When trying to find the optimal size and placement for an element, I can model the utility using Fitt's law. Of course, using this law by itself will just tell me that everything should be massive and infinitely close.
So we need some way of determining the cost of creating an object of some size & placement. My initial thought was to model it as an opportunity cost, and say:
Let p be the probability that the object will be used, and F(d,s) be Fitt's equation for a distance d and size s. Then the utility
U(p,d,s) = p × F(d,s) - (1-p) × F(d,s)
Where the term p * F(d,s)
indicates the utility if the object is used, and the term (1-p)*F(d,s)
indicates the (negative) utility if the object is not used.

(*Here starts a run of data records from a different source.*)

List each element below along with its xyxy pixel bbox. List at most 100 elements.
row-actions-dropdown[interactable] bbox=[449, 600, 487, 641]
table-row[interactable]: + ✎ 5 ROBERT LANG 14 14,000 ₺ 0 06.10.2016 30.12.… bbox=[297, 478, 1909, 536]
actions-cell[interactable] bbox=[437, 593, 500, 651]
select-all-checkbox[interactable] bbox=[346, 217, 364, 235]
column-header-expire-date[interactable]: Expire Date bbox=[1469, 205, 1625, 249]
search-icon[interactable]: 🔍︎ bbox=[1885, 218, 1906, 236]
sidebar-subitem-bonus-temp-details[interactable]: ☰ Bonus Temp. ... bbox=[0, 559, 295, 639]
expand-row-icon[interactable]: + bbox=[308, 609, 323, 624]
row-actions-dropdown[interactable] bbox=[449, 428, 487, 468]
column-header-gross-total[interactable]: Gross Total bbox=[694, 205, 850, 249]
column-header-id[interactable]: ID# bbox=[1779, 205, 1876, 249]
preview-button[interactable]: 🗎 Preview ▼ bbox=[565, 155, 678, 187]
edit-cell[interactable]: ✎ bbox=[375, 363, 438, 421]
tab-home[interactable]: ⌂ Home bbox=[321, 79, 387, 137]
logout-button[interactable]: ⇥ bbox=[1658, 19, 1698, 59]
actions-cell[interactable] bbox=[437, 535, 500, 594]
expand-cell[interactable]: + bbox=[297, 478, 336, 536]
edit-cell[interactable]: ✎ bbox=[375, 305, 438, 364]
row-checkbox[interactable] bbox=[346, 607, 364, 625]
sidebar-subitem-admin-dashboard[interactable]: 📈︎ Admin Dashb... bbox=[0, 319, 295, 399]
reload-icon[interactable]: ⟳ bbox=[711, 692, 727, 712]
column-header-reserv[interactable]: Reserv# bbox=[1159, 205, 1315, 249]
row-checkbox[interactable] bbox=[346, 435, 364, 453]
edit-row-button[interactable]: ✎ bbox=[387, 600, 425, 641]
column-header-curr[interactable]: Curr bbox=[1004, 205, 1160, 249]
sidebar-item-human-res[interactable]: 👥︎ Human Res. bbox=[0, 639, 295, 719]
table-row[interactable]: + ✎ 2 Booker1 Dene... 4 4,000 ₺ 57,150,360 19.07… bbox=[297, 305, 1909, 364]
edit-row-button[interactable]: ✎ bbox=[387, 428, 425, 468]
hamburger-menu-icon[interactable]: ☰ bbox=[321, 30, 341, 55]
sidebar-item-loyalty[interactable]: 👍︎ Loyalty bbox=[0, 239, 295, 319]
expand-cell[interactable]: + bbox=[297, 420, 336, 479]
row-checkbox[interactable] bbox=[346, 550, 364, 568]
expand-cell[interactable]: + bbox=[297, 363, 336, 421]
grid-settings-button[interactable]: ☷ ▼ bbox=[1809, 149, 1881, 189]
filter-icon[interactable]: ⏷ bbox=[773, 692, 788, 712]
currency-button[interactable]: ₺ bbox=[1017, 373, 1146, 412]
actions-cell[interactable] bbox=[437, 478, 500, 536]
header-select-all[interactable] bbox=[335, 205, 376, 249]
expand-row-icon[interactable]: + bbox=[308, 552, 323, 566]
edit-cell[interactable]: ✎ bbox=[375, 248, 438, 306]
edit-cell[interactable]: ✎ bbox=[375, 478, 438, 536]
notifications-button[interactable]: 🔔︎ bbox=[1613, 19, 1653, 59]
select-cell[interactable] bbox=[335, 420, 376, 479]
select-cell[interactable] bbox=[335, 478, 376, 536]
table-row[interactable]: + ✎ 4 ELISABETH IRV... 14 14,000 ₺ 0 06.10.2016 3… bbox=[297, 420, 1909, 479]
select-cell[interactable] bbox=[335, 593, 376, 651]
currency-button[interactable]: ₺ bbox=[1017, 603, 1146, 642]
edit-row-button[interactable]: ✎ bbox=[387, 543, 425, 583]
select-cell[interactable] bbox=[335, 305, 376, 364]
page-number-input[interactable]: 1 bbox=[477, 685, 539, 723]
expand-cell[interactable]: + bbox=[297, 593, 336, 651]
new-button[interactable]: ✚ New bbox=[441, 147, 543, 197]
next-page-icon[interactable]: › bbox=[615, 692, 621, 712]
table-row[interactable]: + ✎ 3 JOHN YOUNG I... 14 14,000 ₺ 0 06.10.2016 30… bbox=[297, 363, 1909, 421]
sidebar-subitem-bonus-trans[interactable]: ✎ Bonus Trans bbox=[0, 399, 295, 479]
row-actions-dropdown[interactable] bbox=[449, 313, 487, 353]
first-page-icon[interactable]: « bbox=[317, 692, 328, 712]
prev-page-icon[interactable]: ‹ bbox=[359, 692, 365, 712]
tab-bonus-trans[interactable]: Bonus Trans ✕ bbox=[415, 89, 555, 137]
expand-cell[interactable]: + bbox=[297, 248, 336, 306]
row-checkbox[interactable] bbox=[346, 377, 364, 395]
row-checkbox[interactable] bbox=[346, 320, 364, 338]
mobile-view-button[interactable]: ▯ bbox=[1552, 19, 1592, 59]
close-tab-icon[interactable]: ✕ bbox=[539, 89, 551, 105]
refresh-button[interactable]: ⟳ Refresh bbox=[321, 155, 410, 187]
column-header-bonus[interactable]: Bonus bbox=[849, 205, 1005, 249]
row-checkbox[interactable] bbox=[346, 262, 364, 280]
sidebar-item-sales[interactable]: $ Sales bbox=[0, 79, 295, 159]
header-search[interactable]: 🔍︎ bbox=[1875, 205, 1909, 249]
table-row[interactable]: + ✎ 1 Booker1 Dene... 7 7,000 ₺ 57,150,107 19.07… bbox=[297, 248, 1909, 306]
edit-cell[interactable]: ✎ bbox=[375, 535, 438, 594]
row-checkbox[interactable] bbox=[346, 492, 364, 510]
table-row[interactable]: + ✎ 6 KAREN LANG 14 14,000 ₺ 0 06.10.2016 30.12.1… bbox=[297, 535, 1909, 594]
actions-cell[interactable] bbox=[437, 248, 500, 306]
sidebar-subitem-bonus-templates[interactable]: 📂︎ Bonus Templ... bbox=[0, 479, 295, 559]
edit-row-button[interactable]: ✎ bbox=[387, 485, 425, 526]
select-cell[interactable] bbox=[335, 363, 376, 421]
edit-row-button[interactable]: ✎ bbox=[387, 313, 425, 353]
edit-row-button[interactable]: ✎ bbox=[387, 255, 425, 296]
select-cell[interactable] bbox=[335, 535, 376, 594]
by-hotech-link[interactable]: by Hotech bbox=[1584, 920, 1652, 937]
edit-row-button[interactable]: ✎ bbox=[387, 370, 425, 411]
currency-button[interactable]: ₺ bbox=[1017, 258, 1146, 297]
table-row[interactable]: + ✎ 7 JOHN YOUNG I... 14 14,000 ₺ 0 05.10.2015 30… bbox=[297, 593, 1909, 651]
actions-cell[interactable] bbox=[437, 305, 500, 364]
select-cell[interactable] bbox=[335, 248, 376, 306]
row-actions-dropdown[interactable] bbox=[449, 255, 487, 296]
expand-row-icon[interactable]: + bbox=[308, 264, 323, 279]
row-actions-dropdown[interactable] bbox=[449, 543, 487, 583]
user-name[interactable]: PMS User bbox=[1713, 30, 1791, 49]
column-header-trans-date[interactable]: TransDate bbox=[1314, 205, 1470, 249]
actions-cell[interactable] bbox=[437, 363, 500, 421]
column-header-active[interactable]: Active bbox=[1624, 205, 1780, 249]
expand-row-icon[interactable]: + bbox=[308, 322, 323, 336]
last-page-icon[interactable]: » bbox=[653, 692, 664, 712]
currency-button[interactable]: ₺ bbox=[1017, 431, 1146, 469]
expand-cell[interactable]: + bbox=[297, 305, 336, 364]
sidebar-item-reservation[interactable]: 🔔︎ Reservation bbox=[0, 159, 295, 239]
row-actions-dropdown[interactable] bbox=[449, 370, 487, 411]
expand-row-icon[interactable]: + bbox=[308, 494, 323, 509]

This has the obvious result: if p > .5, make it infinitely large; if p < .5, make it infinitely small.
I think what I really want is to add an entry to my "lottery" with some utility assigned to blank space. But I'm not really sure what that utility would be.
I'm sure this must be heavily studied. Can anyone point me to some resources to help clear up my confusion?
EDIT: Let's take a simple example. I can put all the actions they need under a menu. I can duplicate some of these actions as "quick buttons" to make it quicker for them to get to these actions. What is the optimal number of quick buttons?
Some basic observations:
- If there are one or two actions which are used way more than the others, the ideal is to show only those one or two. Adding the infrequently used items isn't worth the cost of the clutter.
- Even if all items are used with equal frequency, you don't want to put every single action as a quick button, because then you're just duplicating the menu
Can we formalize these observations?